Before I started gardening, when I felt down, used to treat myself to a chocolate bar. Now I go to B&Q or Wilkinsons and buy sick plants from the reduced items shelf. This edible fig and bedding plants are examples of my comfort purchases. The fig was a yellow shoot when I bought it. Just un-potting it that day, shaking off the old soil, setting it in fresh compost and watering it in was so therapeutic (for both of us), let alone watching it turn greener and greener, sprout leaves and grow a twiggy stem over the summer.
Fig is one of my favourite fruits. It's also one of the earliest cultivated fruits going back to ancient times - I like the idea of facing the same challenge as a neolithic man trying to find the ideal position for his fig tree. I was thinking about growing it from a dried fig seed but then I saw this plant.

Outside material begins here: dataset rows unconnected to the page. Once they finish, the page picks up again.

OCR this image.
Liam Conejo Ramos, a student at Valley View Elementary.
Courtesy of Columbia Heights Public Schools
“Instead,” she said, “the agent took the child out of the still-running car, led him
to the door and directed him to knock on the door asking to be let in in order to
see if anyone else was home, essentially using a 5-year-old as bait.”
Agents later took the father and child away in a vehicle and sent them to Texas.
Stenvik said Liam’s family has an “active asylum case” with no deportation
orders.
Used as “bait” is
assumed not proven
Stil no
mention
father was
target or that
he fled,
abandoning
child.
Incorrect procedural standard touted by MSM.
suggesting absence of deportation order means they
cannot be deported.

I think I need to dig it up though because I read that figs fruit better if the roots are confined to a small space. (My bible on gardening matters is Reader's Digest Encyclopaedia of Garden Plants & Flowers 2nd edition 1978). Its recommended to line the planting hole with bricks or plant it in a pot to prevent root overgrowth. There are various ways to train fruit trees - apparently figs grow well fan-trained (ie. pruned so they grow flat along wires) against a south-facing wall, but I'm going to pot this one and leave it to grow naturally on my patio.